Chess: The Art of Logical Thinking

July 31, 2006 at 12:01 am | Posted in Chess | Leave a comment


I finished reading Neil McDonald’s Chess: The Art of Logical Thinking (2004) last weekend. This is the first chess book I’ve EVER read from cover to cove. Hooray for me! What initially attracted me to this book were the numerous board diagrams — anywhere from 8 to 15 per game — and that each moved is annotated. Most of the annotations were complete sentences as opposed to standard fare of a list of variations.

From Adams-Salov:

5 . . . e5

The defining move of the Sveshnikov Variation. At first glance it makes a lot of sense as Black:

  • establishes his pawn centre and negates white’s space advantage
  • drives the enemy right from its strong base on d4
  • clears the way the development of his king’s biship with gain of time, as Nxc6 bxc6 would only strengthen black’s centre.

6 Ndb5

This, however, is a very testing reply. The downside of Black’s last move is that he left himself with a backward pawn on the d file.

For me, a beginner who has only been studying chess seriously for three-months or so, McDonald’s ability to enter a chess master’s mind was enlightening to a patzer like me.

From Kovacevic-Seirwan:

12 a4

Of the next few moves it becomes clear that white has run out of dynamic ideas and he is trying to achieve a draw by blocking everything up. His pawn structure loses all flexibility, he weakens the e5 square and he removes all obstacles (he would call them ‘targets’!) from teh sights of the black biship on g7. On the otherhand he hopes that the lack of open lines will prevent Black from making any winning breakthroughs — after all, it is White who controls the only open file on the board with his rook on h1.

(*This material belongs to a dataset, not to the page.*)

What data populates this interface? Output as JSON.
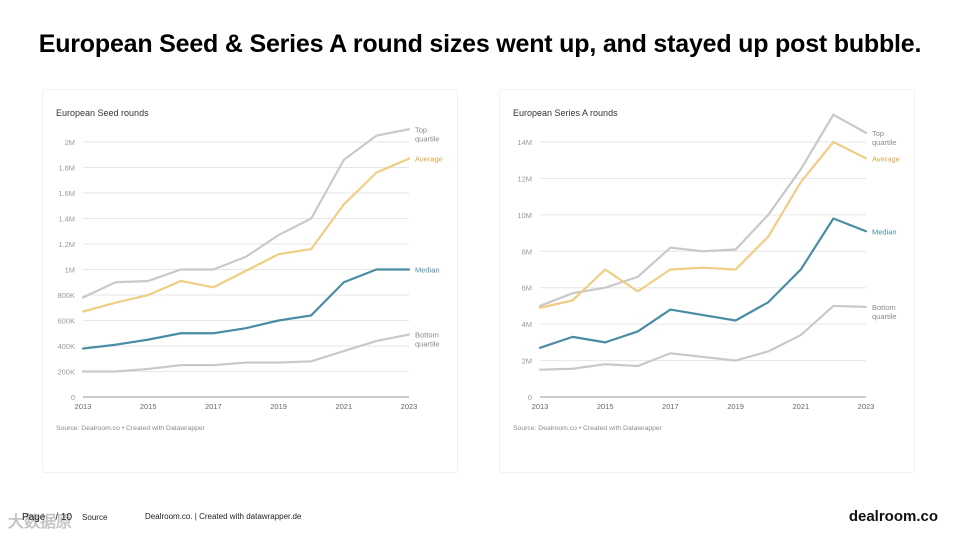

Also, as a beginninger, my historical knowledge of the game is limited to the names of Fischer, Spassky, Kasparov and Karpov. McDonald’s book provided me with my first glance of Adams, Anand, Tal and others as well as the limited ability (on my part) to witness and try to udnerstand all 30 games from these variosu masters.

Of course there were silly annoatations such as these after 1 e4:

Just as Dracula would be helpless if he were unable to escape from his coffin, or a butterfly could never emerge unless it discarded its catepillar husk, so too the pieces cannot at all perform unless the pawns are first moved out of the way. (Huebner-Portish)

Just as a house needs to be constructed on a firm foundation, so too does every plan for White need a solid beginning. The first stone to be laid in this case is 1 e4. (Nunn-Sokolov)

But the greatest harm this type of annotation did was bring a slight smile to my face.